Goodrich Petroleum, a $366 million market cap company which operates mainly in the Tuscaloosa Marine shale in Louisiana and Mississippi, has seen its shares fall almost 60 percent over the last three months, largely as a result of the high costs of drilling at the site.
“This is an $85 a barrel stock,” said David Deckelbaum, an analyst at KeyBanc Capital Markets, meaning that the company looks attractive only if the commodity remains above that price.
Even among the broad declines, some funds are finding what they see as bargains.
Breard, the Hodges analyst, said that his fund has been adding to its position in Matador Resources Corp, a $1.7 billion market cap company whose operations are primarily focused in Texas’s Eagle Ford shale and the Permian Basin. The company, which announced on October 14th that it had recently completed a new well in a company record 7.4 days, is one of the best-managed companies in the industry, which will give it the option to acquire leases or its rivals if prices continue to decline, Breard said.
Bill Costello, a co-portfolio manager of the Westwood Small Cap Value fund, said that his firm has been adding to positions in companies such as $1.8 billion market cap Bonanza Creek Energy and $830 million market cap Synergy Resources Corp that have stronger balance sheets that could allow them to withstand oil prices below $75 per barrel for up to nine months.
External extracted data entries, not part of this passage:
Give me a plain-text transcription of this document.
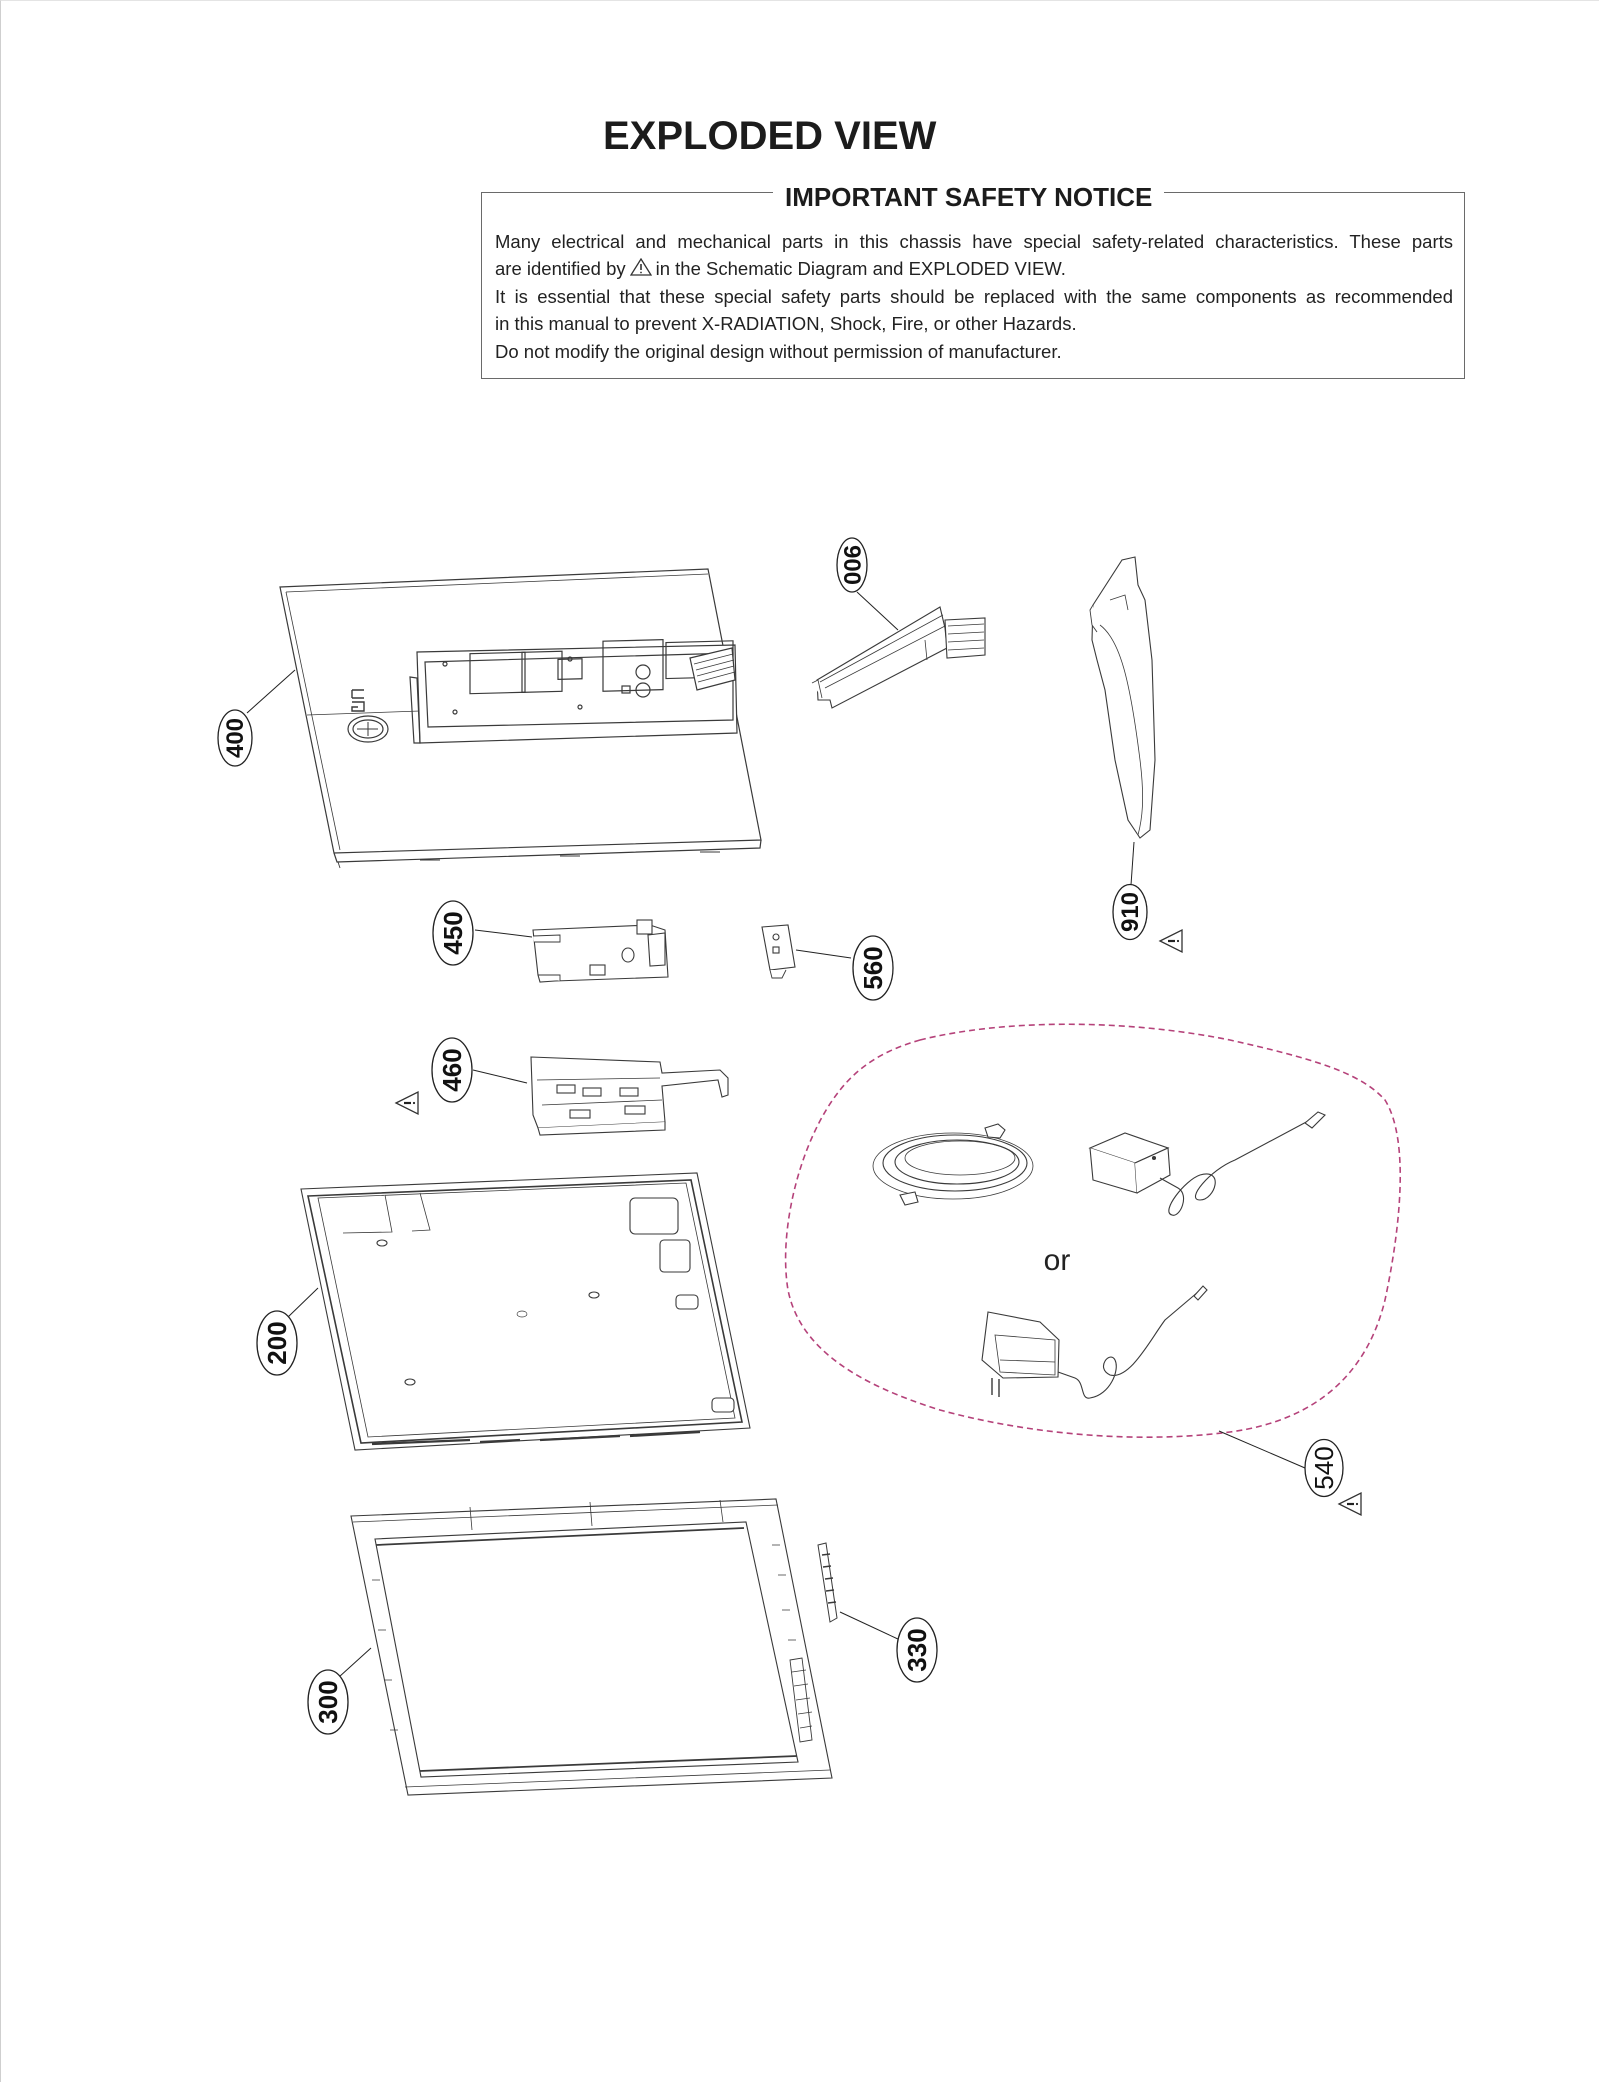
EXPLODED VIEW
IMPORTANT SAFETY NOTICE
Many electrical and mechanical parts in this chassis have special safety-related characteristics. These parts
are identified by in the Schematic Diagram and EXPLODED VIEW.
It is essential that these special safety parts should be replaced with the same components as recommended
in this manual to prevent X-RADIATION, Shock, Fire, or other Hazards.
Do not modify the original design without permission of manufacturer.
400
900
910
450
560
460
200
300
330
or
540
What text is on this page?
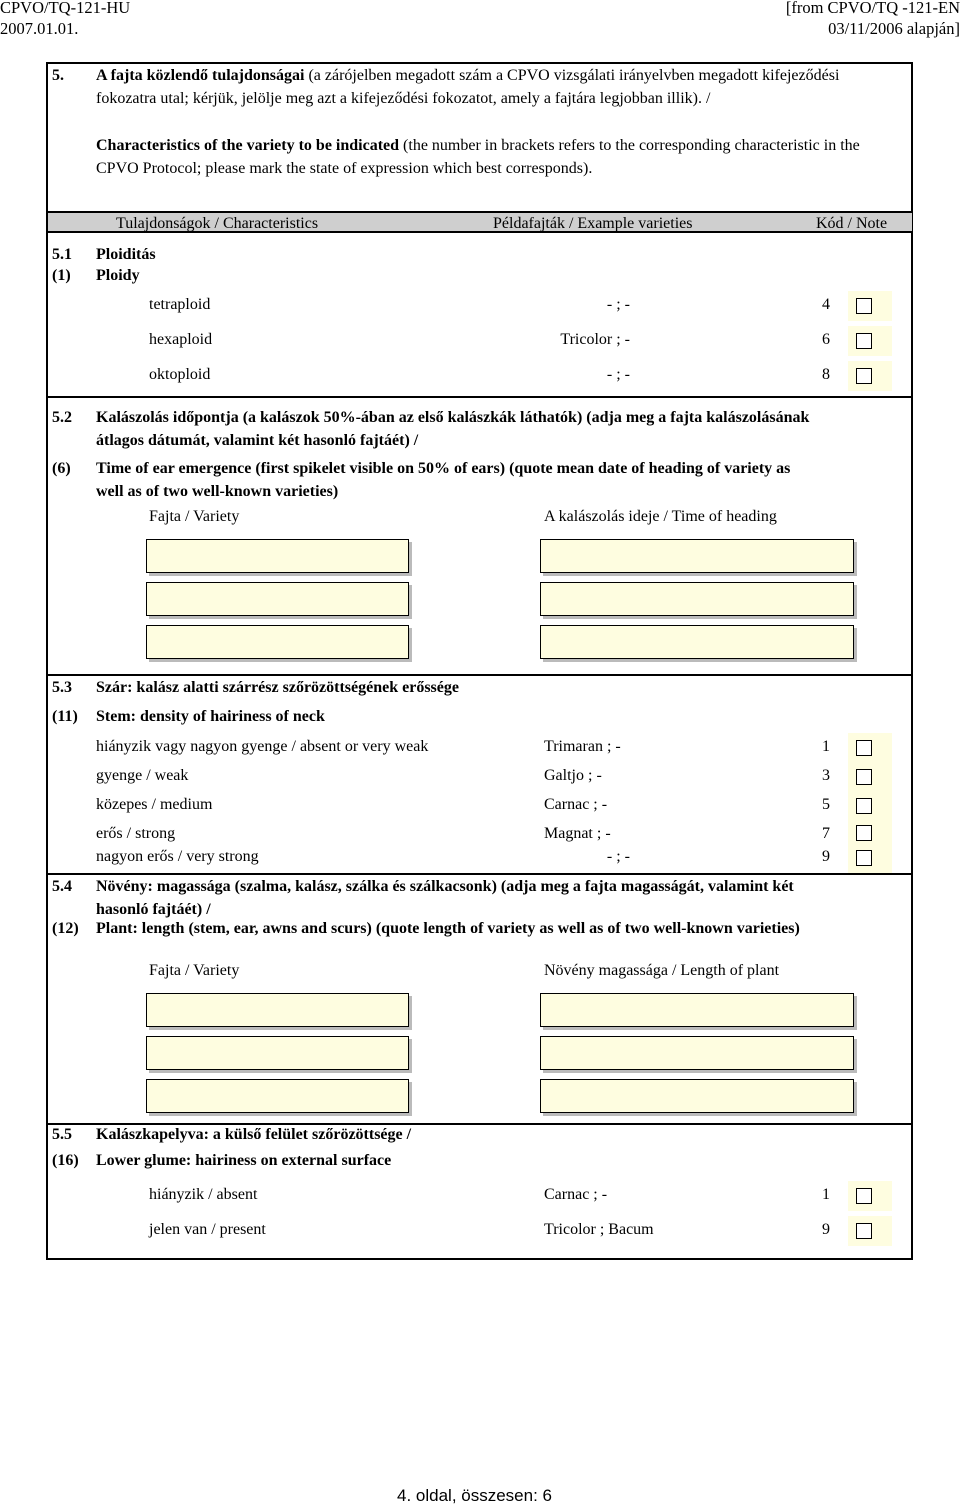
CPVO/TQ-121-HU
2007.01.01.
[from CPVO/TQ -121-EN
03/11/2006 alapján]
5. A fajta közlendő tulajdonságai (a zárójelben megadott szám a CPVO vizsgálati irányelvben megadott kifejeződési fokozatra utal; kérjük, jelölje meg azt a kifejeződési fokozatot, amely a fajtára legjobban illik). /
Characteristics of the variety to be indicated (the number in brackets refers to the corresponding characteristic in the CPVO Protocol; please mark the state of expression which best corresponds).
Tulajdonságok / Characteristics	Példafajták / Example varieties	Kód / Note
5.1 Ploiditás
(1) Ploidy
tetraploid	- ; -	4
hexaploid	Tricolor ; -	6
oktoploid	- ; -	8
5.2 Kalászolás időpontja (a kalászok 50%-ában az első kalászkák láthatók) (adja meg a fajta kalászolásának
átlagos dátumát, valamint két hasonló fajtáét) /
(6) Time of ear emergence (first spikelet visible on 50% of ears) (quote mean date of heading of variety as
well as of two well-known varieties)
Fajta / Variety	A kalászolás ideje / Time of heading
5.3 Szár: kalász alatti szárrész szőrözöttségének erőssége
(11) Stem: density of hairiness of neck
hiányzik vagy nagyon gyenge / absent or very weak	Trimaran ; -	1
gyenge / weak	Galtjo ; -	3
közepes / medium	Carnac ; -	5
erős / strong	Magnat ; -	7
nagyon erős / very strong	- ; -	9
5.4 Növény: magassága (szalma, kalász, szálka és szálkacsonk) (adja meg a fajta magasságát, valamint két
hasonló fajtáét) /
(12) Plant: length (stem, ear, awns and scurs) (quote length of variety as well as of two well-known varieties)
Fajta / Variety	Növény magassága / Length of plant
5.5 Kalászkapelyva: a külső felület szőrözöttsége /
(16) Lower glume: hairiness on external surface
hiányzik / absent	Carnac ; -	1
jelen van / present	Tricolor ; Bacum	9
4. oldal, összesen: 6
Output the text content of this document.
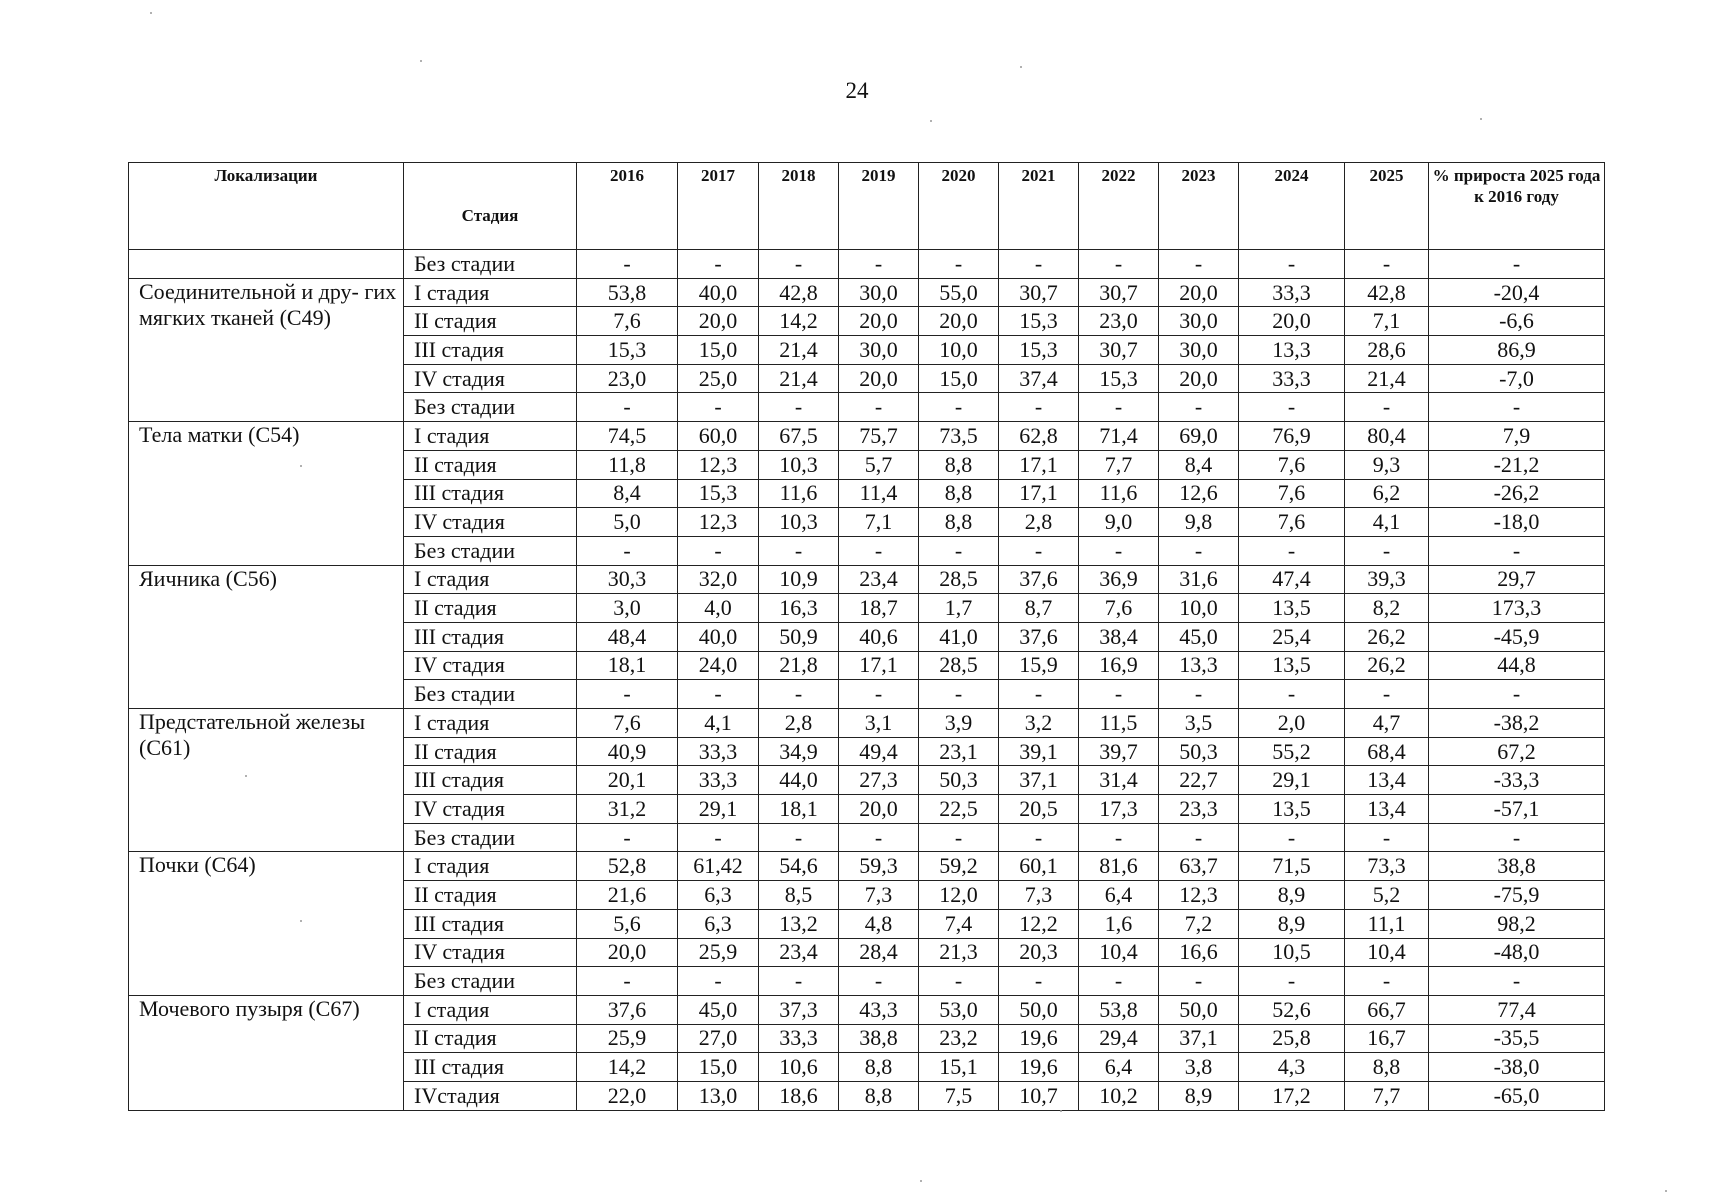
24
Локализации	Стадия	2016	2017	2018	2019	2020	2021	2022	2023	2024	2025	% прироста 2025 года к 2016 году
	Без стадии	-	-	-	-	-	-	-	-	-	-	-
Соединительной и дру- гих мягких тканей (С49)	I стадия	53,8	40,0	42,8	30,0	55,0	30,7	30,7	20,0	33,3	42,8	-20,4
	II стадия	7,6	20,0	14,2	20,0	20,0	15,3	23,0	30,0	20,0	7,1	-6,6
	III стадия	15,3	15,0	21,4	30,0	10,0	15,3	30,7	30,0	13,3	28,6	86,9
	IV стадия	23,0	25,0	21,4	20,0	15,0	37,4	15,3	20,0	33,3	21,4	-7,0
	Без стадии	-	-	-	-	-	-	-	-	-	-	-
Тела матки (С54)	I стадия	74,5	60,0	67,5	75,7	73,5	62,8	71,4	69,0	76,9	80,4	7,9
	II стадия	11,8	12,3	10,3	5,7	8,8	17,1	7,7	8,4	7,6	9,3	-21,2
	III стадия	8,4	15,3	11,6	11,4	8,8	17,1	11,6	12,6	7,6	6,2	-26,2
	IV стадия	5,0	12,3	10,3	7,1	8,8	2,8	9,0	9,8	7,6	4,1	-18,0
	Без стадии	-	-	-	-	-	-	-	-	-	-	-
Яичника (С56)	I стадия	30,3	32,0	10,9	23,4	28,5	37,6	36,9	31,6	47,4	39,3	29,7
	II стадия	3,0	4,0	16,3	18,7	1,7	8,7	7,6	10,0	13,5	8,2	173,3
	III стадия	48,4	40,0	50,9	40,6	41,0	37,6	38,4	45,0	25,4	26,2	-45,9
	IV стадия	18,1	24,0	21,8	17,1	28,5	15,9	16,9	13,3	13,5	26,2	44,8
	Без стадии	-	-	-	-	-	-	-	-	-	-	-
Предстательной железы (С61)	I стадия	7,6	4,1	2,8	3,1	3,9	3,2	11,5	3,5	2,0	4,7	-38,2
	II стадия	40,9	33,3	34,9	49,4	23,1	39,1	39,7	50,3	55,2	68,4	67,2
	III стадия	20,1	33,3	44,0	27,3	50,3	37,1	31,4	22,7	29,1	13,4	-33,3
	IV стадия	31,2	29,1	18,1	20,0	22,5	20,5	17,3	23,3	13,5	13,4	-57,1
	Без стадии	-	-	-	-	-	-	-	-	-	-	-
Почки (С64)	I стадия	52,8	61,42	54,6	59,3	59,2	60,1	81,6	63,7	71,5	73,3	38,8
	II стадия	21,6	6,3	8,5	7,3	12,0	7,3	6,4	12,3	8,9	5,2	-75,9
	III стадия	5,6	6,3	13,2	4,8	7,4	12,2	1,6	7,2	8,9	11,1	98,2
	IV стадия	20,0	25,9	23,4	28,4	21,3	20,3	10,4	16,6	10,5	10,4	-48,0
	Без стадии	-	-	-	-	-	-	-	-	-	-	-
Мочевого пузыря (С67)	I стадия	37,6	45,0	37,3	43,3	53,0	50,0	53,8	50,0	52,6	66,7	77,4
	II стадия	25,9	27,0	33,3	38,8	23,2	19,6	29,4	37,1	25,8	16,7	-35,5
	III стадия	14,2	15,0	10,6	8,8	15,1	19,6	6,4	3,8	4,3	8,8	-38,0
	IVстадия	22,0	13,0	18,6	8,8	7,5	10,7	10,2	8,9	17,2	7,7	-65,0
It has been selling its position in $412 million market cap Rex Energy, meanwhile, out of concern that its balance sheet is not as strong as the fund’s other holdings.
Costello, who is not convinced that the long-term price of oil will remain below $85, now has an overweight position in energy in his fund.
“We think that this is more or less a temporary decline in prices, and right now we’re able to pick up companies for 30 to 40 percent less than three months ago,” he said.